I mean, it's a feedback loop. The swastika was a generic good-luck symbol before 1933. Skulls are a symbol of death and therefore look dangerous and menacing, so Fascists used them to look hardcore like bikers after them.
There's a whole hypermasculine look to fascist iconography people can be drawn to without actually being fascists. I mean, you might fantasize about being in an army and killing the faceless enemy without actually wanting to do it in real life. People watch heist movies and fantasize about outsmarting the law and escaping with a bunch of cash, but most of those people don't go on to rob banks.

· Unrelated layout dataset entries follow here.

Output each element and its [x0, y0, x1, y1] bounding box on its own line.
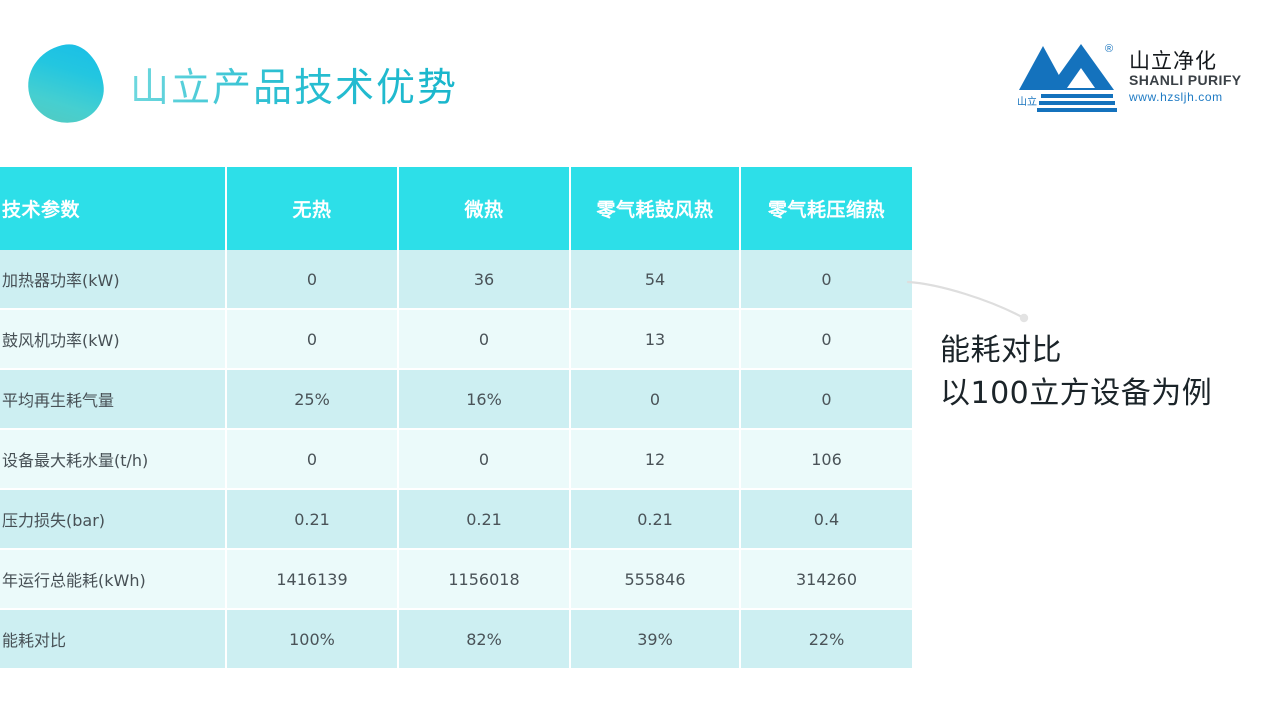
company-logo: ® 山立 山立净化 SHANLI PURIFY www.hzsljh.com [1017, 38, 1252, 120]
decorative-blob-shape [23, 40, 108, 128]
cell-value: 314260 [740, 549, 912, 609]
cell-value: 13 [570, 309, 740, 369]
logo-name-en: SHANLI PURIFY [1129, 72, 1254, 90]
cell-value: 0.4 [740, 489, 912, 549]
table-row: 年运行总能耗(kWh) 1416139 1156018 555846 31426… [0, 549, 912, 609]
cell-value: 36 [398, 250, 570, 309]
callout-line-2: 以100立方设备为例 [940, 373, 1270, 416]
column-header-compression-heat: 零气耗压缩热 [740, 167, 912, 250]
logo-text-block: 山立净化 SHANLI PURIFY www.hzsljh.com [1129, 50, 1254, 105]
table-row: 能耗对比 100% 82% 39% 22% [0, 609, 912, 668]
table-row: 鼓风机功率(kW) 0 0 13 0 [0, 309, 912, 369]
cell-value: 54 [570, 250, 740, 309]
table-header: 技术参数 无热 微热 零气耗鼓风热 零气耗压缩热 [0, 167, 912, 250]
row-label: 鼓风机功率(kW) [0, 309, 226, 369]
cell-value: 0.21 [226, 489, 398, 549]
technical-parameters-table: 技术参数 无热 微热 零气耗鼓风热 零气耗压缩热 加热器功率(kW) 0 36 … [0, 167, 912, 668]
comparison-table-container: 技术参数 无热 微热 零气耗鼓风热 零气耗压缩热 加热器功率(kW) 0 36 … [0, 167, 912, 654]
callout-annotation: 能耗对比 以100立方设备为例 [940, 330, 1270, 415]
cell-value: 555846 [570, 549, 740, 609]
cell-value: 0 [226, 250, 398, 309]
row-label: 平均再生耗气量 [0, 369, 226, 429]
cell-value: 0 [740, 250, 912, 309]
row-label: 能耗对比 [0, 609, 226, 668]
cell-value: 0 [226, 429, 398, 489]
table-row: 压力损失(bar) 0.21 0.21 0.21 0.4 [0, 489, 912, 549]
table-row: 设备最大耗水量(t/h) 0 0 12 106 [0, 429, 912, 489]
row-label: 设备最大耗水量(t/h) [0, 429, 226, 489]
cell-value: 1156018 [398, 549, 570, 609]
row-label: 加热器功率(kW) [0, 250, 226, 309]
slide-header: 山立产品技术优势 ® 山立 山立净化 SHANLI PURIFY www.hzs… [0, 0, 1280, 150]
cell-value: 82% [398, 609, 570, 668]
cell-value: 16% [398, 369, 570, 429]
logo-website-url: www.hzsljh.com [1129, 90, 1254, 105]
cell-value: 0 [398, 429, 570, 489]
cell-value: 106 [740, 429, 912, 489]
cell-value: 39% [570, 609, 740, 668]
cell-value: 0 [398, 309, 570, 369]
column-header-blower-heat: 零气耗鼓风热 [570, 167, 740, 250]
callout-line-1: 能耗对比 [940, 330, 1270, 373]
row-label: 年运行总能耗(kWh) [0, 549, 226, 609]
cell-value: 0 [570, 369, 740, 429]
column-header-parameter: 技术参数 [0, 167, 226, 250]
cell-value: 22% [740, 609, 912, 668]
page-title: 山立产品技术优势 [130, 57, 458, 113]
table-row: 平均再生耗气量 25% 16% 0 0 [0, 369, 912, 429]
cell-value: 0 [226, 309, 398, 369]
cell-value: 25% [226, 369, 398, 429]
column-header-heatless: 无热 [226, 167, 398, 250]
registered-trademark-icon: ® [1105, 44, 1113, 55]
cell-value: 0 [740, 369, 912, 429]
column-header-micro-heat: 微热 [398, 167, 570, 250]
cell-value: 12 [570, 429, 740, 489]
cell-value: 0 [740, 309, 912, 369]
cell-value: 0.21 [398, 489, 570, 549]
table-body: 加热器功率(kW) 0 36 54 0 鼓风机功率(kW) 0 0 13 0 平… [0, 250, 912, 668]
table-row: 加热器功率(kW) 0 36 54 0 [0, 250, 912, 309]
cell-value: 1416139 [226, 549, 398, 609]
logo-name-cn: 山立净化 [1129, 50, 1254, 72]
table-header-row: 技术参数 无热 微热 零气耗鼓风热 零气耗压缩热 [0, 167, 912, 250]
cell-value: 0.21 [570, 489, 740, 549]
logo-mark-label: 山立 [1017, 98, 1037, 108]
row-label: 压力损失(bar) [0, 489, 226, 549]
cell-value: 100% [226, 609, 398, 668]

Nazis are powerful and evil, which is attractive to many as well (look at Dracula or Gordon Gekko or even the Joker in some cases)--apparently in the BDSM community there's a whole ongoing controversy on how to get the evil 'look' without being offensive to anyone whose family was actually killed. Why don't people get the same feeling about Communists, though? I mean, the NKVD and KGB did lots of bad stuff. I suspect, ironically, the effect of Hollywood (which of course had lots of relatives of the Nazis' real-life victims behind the scenes)--all those movies with Nazis as villains, which of course cast good-looking, charismatic people as Nazis just they like cast good-looking, charismatic people as everything else. Gives them a certain outlaw charisma. Christoph Waltz (Hans Landa, Inglourious Basterds) to take a recent example is a very good-looking guy with a lot of stage presence, and he makes being a Nazi look cool. (The protagonists are too, of course, but when a lot of your villains are Nazis, people wanting to be bad are going to think of Nazis.)